M. CORRAL | Ferrol | Viernes 7 mayo 2021 | 9:00
Como colofón a una intensa jornada de huelga que empezó en la noche del miércoles, los 24 despedidos de Cándido Hermida —podrían ser ya 25 a falta de confirmación—, han recibido el espaldarazo de la ciudadanía en la concentración que han celebrado al final del día en la plaza de Armas de Ferrol.
Más de un millar de personas quisieron brindar su apoyo a la plantilla. Entre ellas se encontraba el diputado del BNG en el Parlamento e Galicia, Mon Fernández; así como los ediles de Ferrol en Común, Jorge Suárez y Suso Basterrechea, y también los concejales nacionalistas Iván Rivas y María do Mar López.
Dos días antes de la convocatoria, la empresa envió una circular en la que decía mostrar su «máximo respeto» al derecho de huelga, pidiendo que también se garantizase el derecho de quien quería trabajar y transmitiendo a la plantilla «la máxima tranquilidad en estos momentos».
También han querido «desmentir los mensajes que se están publicando sobre el empeoramiento de las condiciones de trabajo y sobre los despidos». Los comités de empresa —convocantes de la huelga a través de los sindicatos CCOO, CIG y UGT— han censurado este comunicado porque creen que es un intento de «coacción».

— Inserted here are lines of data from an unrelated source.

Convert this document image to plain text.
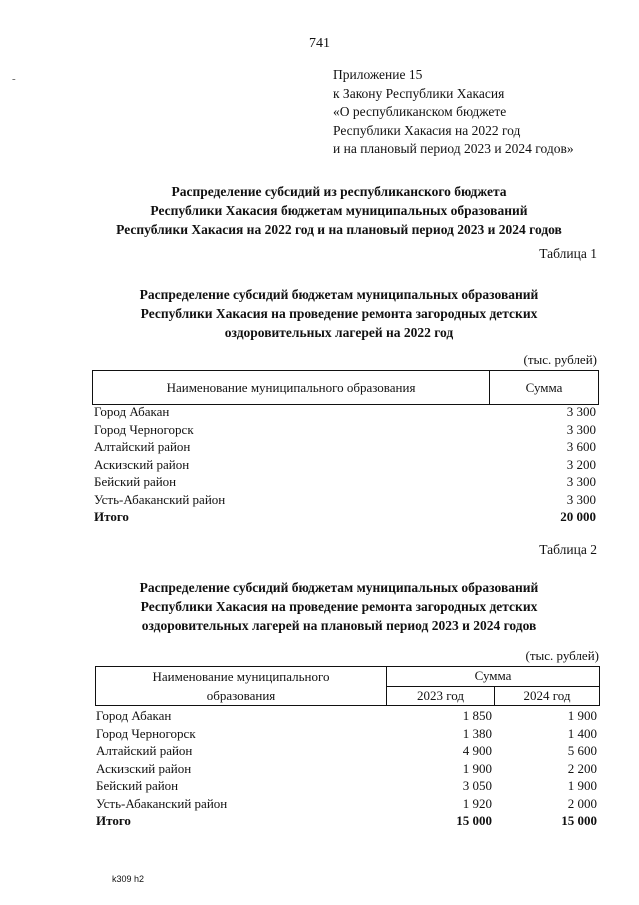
741
-	Приложение 15
к Закону Республики Хакасия
«О республиканском бюджете
Республики Хакасия на 2022 год
и на плановый период 2023 и 2024 годов»
Распределение субсидий из республиканского бюджета
Республики Хакасия бюджетам муниципальных образований
Республики Хакасия на 2022 год и на плановый период 2023 и 2024 годов
Таблица 1
Распределение субсидий бюджетам муниципальных образований
Республики Хакасия на проведение ремонта загородных детских
оздоровительных лагерей на 2022 год
(тыс. рублей)
Наименование муниципального образования	Сумма
Город Абакан	3 300
Город Черногорск	3 300
Алтайский район	3 600
Аскизский район	3 200
Бейский район	3 300
Усть-Абаканский район	3 300
Итого	20 000
Таблица 2
Распределение субсидий бюджетам муниципальных образований
Республики Хакасия на проведение ремонта загородных детских
оздоровительных лагерей на плановый период 2023 и 2024 годов
(тыс. рублей)
Наименование муниципального
образования	Сумма	
	2023 год	2024 год
Город Абакан	1 850	1 900
Город Черногорск	1 380	1 400
Алтайский район	4 900	5 600
Аскизский район	1 900	2 200
Бейский район	3 050	1 900
Усть-Абаканский район	1 920	2 000
Итого	15 000	15 000
k309 h2
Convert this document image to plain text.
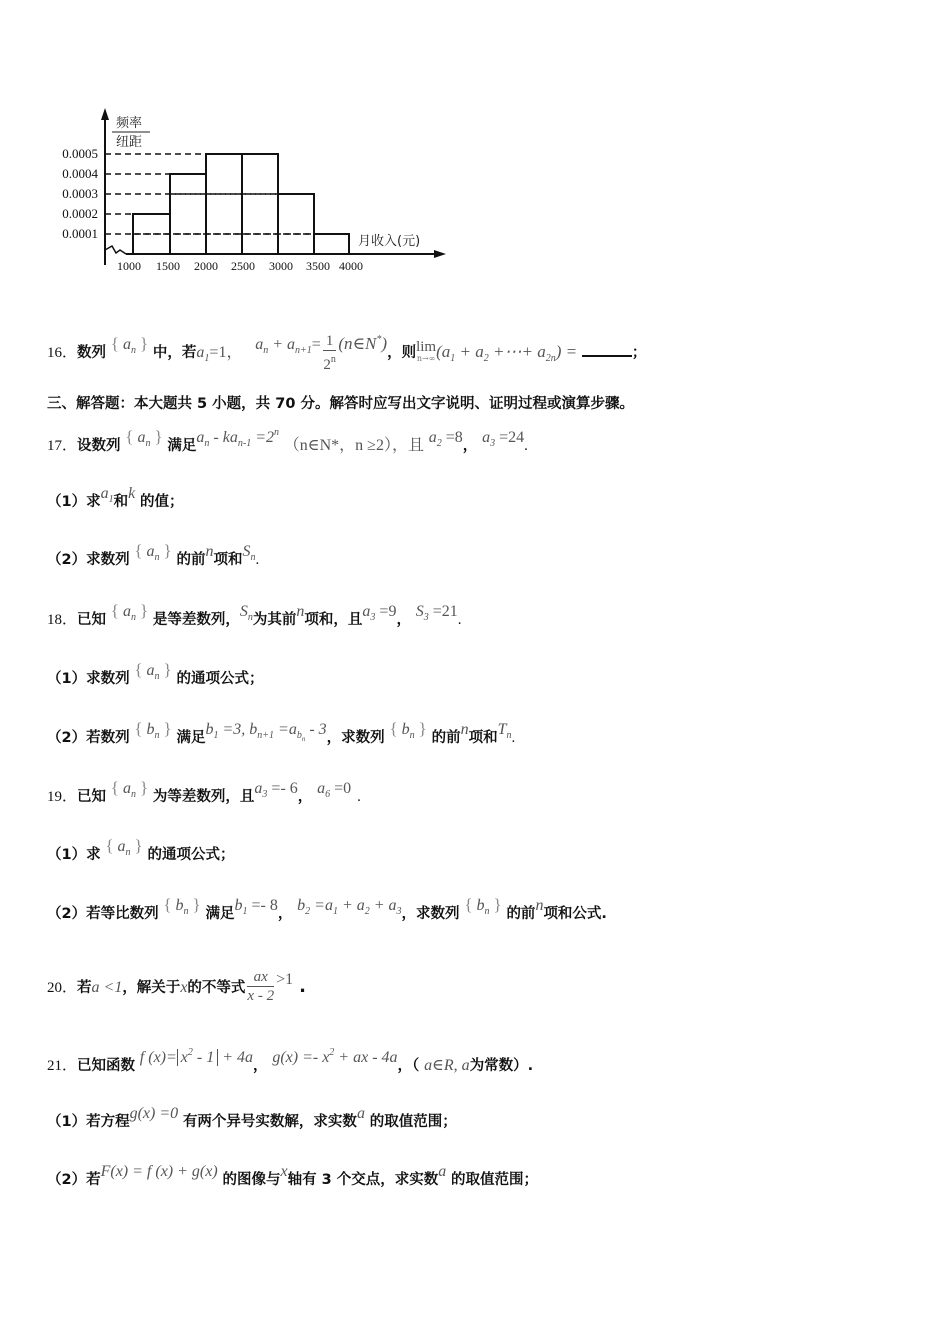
频率
纽距
0.0005
0.0004
0.0003
0.0002
0.0001
1000 1500 2000 2500 3000 3500 4000
月收入(元)
16．数列 { $a_n$ } 中，若$a_1=1$， $a_n + a_{n+1}= \frac{1}{2^n}$ (n∈N*)，则 lim
n→∞ ($a_1 + a_2$ +⋯+ $a_{2n}$) =	；
三、解答题：本大题共 5 小题，共 70 分。解答时应写出文字说明、证明过程或演算步骤。
17．设数列 { $a_n$ } 满足$a_n - ka_{n-1} =2^n$ （n∈N*，n ≥2），且 $a_2 =8$， $a_3 =24$.
（1）求$a_1$和k 的值；
（2）求数列 { $a_n$ } 的前n项和$S_n$.
18．已知 { $a_n$ } 是等差数列，$S_n$为其前n项和，且$a_3 =9$， $S_3 =21$.
（1）求数列 { $a_n$ } 的通项公式；
（2）若数列 { $b_n$ } 满足$b_1 =3$, $b_{n+1} =a_{b_n} - 3$，求数列 { $b_n$ } 的前n项和$T_n$.
19．已知 { $a_n$ } 为等差数列，且$a_3 =- 6$， $a_6 =0$ .
（1）求 { $a_n$ } 的通项公式；
（2）若等比数列 { $b_n$ } 满足$b_1 =- 8$， $b_2 =a_1 + a_2 + a_3$，求数列 { $b_n$ } 的前n项和公式.
20．若a <1，解关于x的不等式 $\frac{ax}{x - 2} >1$ .
21．已知函数 f $(x)= x^2 - 1 + 4a$， $g(x) =- x^2$ + ax - 4a，（ a∈R, a为常数）.
（1）若方程g(x) =0 有两个异号实数解，求实数a 的取值范围；
（2）若F(x) = f (x) + g(x) 的图像与x轴有 3 个交点，求实数a 的取值范围；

Denuncian «a ocultación do punto máis importante, que é o de non ter chegado a ningún acordo satisfatorio nas negociacións e reunións que se levaron a cabo co obxecto fundamenal de acadar a readmisión dos 24 compañeiros despedidos».
«Isto segue, estamos fortes»
Después de leer sendos comunicados y la carta que enviaron a Cándido Hermida ya en 2020, algunos de los trabajadores concentrados han respondido a las preguntas de Ferrol360 con la alegría de saberse respaldados por tanta gente: «Non agardabamos esta resposta, é a hostia».
La jornada ha transcurrido tranquila, sin incidentes y con un mayor seguimiento del que esperaban: «En Valdoviño pararon case todos e nas do metal tamén bastantes. Onde traballou máis xente foi na máis grande de Río do Pozo».
Incluso los compañeros que están montando tiendas fuera, a los que ellos mismos habían pedido que no parasen porque entre dietas y otros gastos podrían dejar de percibir de 300 a 500 euros, han mostrado su solidaridad con parones puntuales y fotografías.
La unión de los trabajadores
«Moitos dos que entraron a traballar son de ETTs, traballadores temporais. Outros non pararon por medo e outros porque son uns insolidarios», explica Daniel Bonome, portavoz de los afectados. Todos destacan, no obstante, que están satisfechos con la unión que su lucha está generando.
«Isto non pasa só en Cándido Hermida, é a situación de moitas empresas e parece que a comarca está máis unida agora. A ver se lles abre os ollos. Temos que apoiarnos, unirnos nas empresas. Iso é unha marabilla», dicen, avanzando que este viernes estarán en la rotonda de entrada en Río do Pozo.
Desde el lunes planificarán el resto de movilizaciones para hacer «cousas máis concretas», pero advierten que esto no significa que cejen en su empeño de conseguir la readmisión: «Baixar os brazos non é unha opción. Que non pensen que isto acabouse hoxe co día de folga. Isto segue, estamos fortes».